Polish PM adamant: 'Poland will not pay for Nazi crimes'

Unimpressed by Israeli warning following law blocking restitution claims, Poland calls for Israeli FM Lapid to be "condemned."

Y Rabinovitz ,

Polish PM Mateusz Morawiecki
Polish PM Mateusz Morawiecki
Reuters

Following the passage of a draft bill that is likely to severely limit the ability of Polish Jews and their descendants from reclaiming property lost during the Holocaust, Poland’s Prime Minister, Mateusz Morawiecki, has confirmed that his intention is to ensure that “Poland does not pay for Nazi crimes.”

In 2009, Poland was among the signatories of the Terezin Declaration on Holocaust Era Assets and Related Issues, a non-binding agreement to address “economic injustice” suffered by victims of the Nazis. While many other countries have passed property restitution laws related to the Holocaust era, Poland has yet to do so, despite criticism from the United States and others. Now, it appears, the country is doubling down on its refusal to accept culpability for the loss of property incurred by the around three million Jews who once resided in Poland, and refuses also to be cowed by international pressure. The draft bill just passed by Poland’s lower house of Parliament (with 309 votes in favor, none against, and 120 abstentions) will limit to 30 years the time period during which it is permissible to challenge administrative decisions regarding lost property, counted from 1989, when Communist rule ended in Poland – and therefore effectively ending any possibility of new claims.

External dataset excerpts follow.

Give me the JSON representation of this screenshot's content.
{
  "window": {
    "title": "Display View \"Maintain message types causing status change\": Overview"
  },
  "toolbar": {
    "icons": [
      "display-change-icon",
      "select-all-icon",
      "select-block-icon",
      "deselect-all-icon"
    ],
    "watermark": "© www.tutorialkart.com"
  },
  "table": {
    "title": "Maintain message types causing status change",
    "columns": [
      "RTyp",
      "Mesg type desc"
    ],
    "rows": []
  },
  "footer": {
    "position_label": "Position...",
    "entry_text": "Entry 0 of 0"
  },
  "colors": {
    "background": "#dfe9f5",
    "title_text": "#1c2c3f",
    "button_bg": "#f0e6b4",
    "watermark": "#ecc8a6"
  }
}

At a press conference on Friday, PM Morawiecki confirmed that this was his intention.

“I can only say that as long as I am the Prime Minister, Poland will not pay for Nazi crimes – not in zlotys, not in euros, and not in dollars,” he said.

He added that Poland has no intention of barring the draft law’s passage to the upper house of Parliament.

Morawiecki’s words were partially a response to a statement by Israeli Foreign Minister Yair Lapid, who condemned the Polish Parliament’s decision in a sharp-worded attack.

“Poland’s draft law will in effect prevent the restitution of Jewish property or the provision of compensation to Holocaust survivors and their heirs,” Lapid said last week. “This is a horrific injustice and disgrace … an incomprehensible action … a disgrace that will not erase the horrors or the memory of the Holocaust.”

Lapid also warned that, “This immoral law will seriously damage relations between the countries,” and asserted that, “Poland, on whose soil millions of Jews were murdered, knows what is the right thing to do.”

In his remarks, the Polish Prime Minister did not even refer to Lapid by name, but Poland’s deputy Foreign Minister attacked Lapid’s statement directly.

“These remarks indicate ignorance and a fundamental lack of understanding of the facts and of Polish law,” he said. “Poland is in no way responsible for the Holocaust, an atrocity committed by the German occupier also on Polish citizens of Jewish descent. Lapid’s statement should be unequivocally condemned.”

Lapid was not the only voice of protest against the Polish draft legislation. Also responding to the passage of the bill was the president of the World Jewish Congress, Ronald Lauder, who said in a statement:

“This law is a slap in the face to what remains of Polish Jewry and survivors of Nazi brutality everywhere. It also sets a terrible precedent throughout Europe as survivors and descendants continue to seek justice.

“I have been an unwavering advocate of Poland in Washington and elsewhere ever since that country rejected the Communist system in favor of democracy. I was inspired by Poland's fight for freedom and its national rebirth even when I disagreed with some of Warsaw's policies. But this flagrant and entirely gratuitous act by the Polish Parliament leaves me questioning my own commitment and the future of U.S.-Polish relations. It pains me to say this, but I think that the time has come for the international Jewish community to reevaluate our relationship with a government that is behaving with unimaginable callousness and is emulating the worst traditions in Polish history rather than the best and most uplifting ones.

“Since moral persuasion clearly has not been effective, perhaps the time has come to treat Poland with the same consideration it accords to Polish Jews and their descendants seeking justice.”

The issue has long been contentious in Poland, a country which is determined to see itself as a victim of rather than complicit with the Nazis. The question of compensation also featured in last year’s presidential campaign, with the liberal contender for the position coming under attack for saying that payment of restitution was “open to discussion.”

“Only someone without a Polish soul, a Polish heart, and a Polish mind could say something like that,” accused Jaroslaw Kaczynski, the current deputy Prime Minister.